Lemon compareceu ao tribunal vestindo um terno bege de abotoamento duplo e uma camiseta combinando. Seu marido estava presente na galeria.

"Este é um crime muito grave", disse um promotor federal no tribunal, acrescentando que Lemon "sabe que se juntou a uma multidão para invadir uma igreja".

O promotor afirmou que Lemon disse à sua plateia que o objetivo do protesto era tornar a experiência traumática e desconfortável para os fiéis.

Os promotores solicitaram uma fiança de US$ 100.000 (equivalente a R$ 525 mil) e argumentaram que Lemon precisava de condições para garantir que não se sentisse encorajado a fazer algo semelhante enquanto aguardava o julgamento.

Segundo a defesa, a prisão é um "ataque sem precedentes à Primeira Emenda e a tentativa transparente de desviar a atenção das muitas crises que esta administração enfrenta não serão tolerados.
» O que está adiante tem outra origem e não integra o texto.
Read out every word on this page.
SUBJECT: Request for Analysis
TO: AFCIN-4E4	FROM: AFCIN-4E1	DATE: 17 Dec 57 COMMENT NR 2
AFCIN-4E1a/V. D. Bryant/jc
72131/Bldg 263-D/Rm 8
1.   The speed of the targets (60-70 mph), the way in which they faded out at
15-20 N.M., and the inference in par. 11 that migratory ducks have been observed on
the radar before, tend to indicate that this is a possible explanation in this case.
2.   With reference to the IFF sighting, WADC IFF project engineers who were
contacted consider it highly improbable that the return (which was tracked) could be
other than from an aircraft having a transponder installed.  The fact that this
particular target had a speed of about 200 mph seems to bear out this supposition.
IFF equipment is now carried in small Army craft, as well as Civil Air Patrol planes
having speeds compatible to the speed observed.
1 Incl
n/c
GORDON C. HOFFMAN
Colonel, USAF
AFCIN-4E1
Don lutará contra essas acusações com vigor e rigor no tribunal."

Entenda o caso

Don Lemon e Georgia Fort, dois jornalistas independentes, foram indiciados criminalmente em conexão com um protesto em uma igreja em St. Paul, Minnesota.

Defensores da Primeira Emenda, que apela às liberdades fundamentais, e organizações de direitos civis condenaram as prisões e argumentaram que o presidente americano Donald Trump está tentando cercear a liberdade de imprensa dos EUA.

Lemon e Fort estavam transmitindo ao vivo quando dezenas de manifestantes contrários ao Serviço de Imigração e Alfândega (ICE) invadiram a Igreja Cities em 18 de janeiro, interrompendo um culto e levando a confrontos tensos.

A procuradora-geral Pam Bondi afirmou que quatro pessoas foram presas na madrugada desta sexta-feira (30) "em conexão com o ataque coordenado" à igreja. Os outros dois indivíduos mencionados por Bondi foram Trahern Jeen Crew e Jamael Lydell Lundy.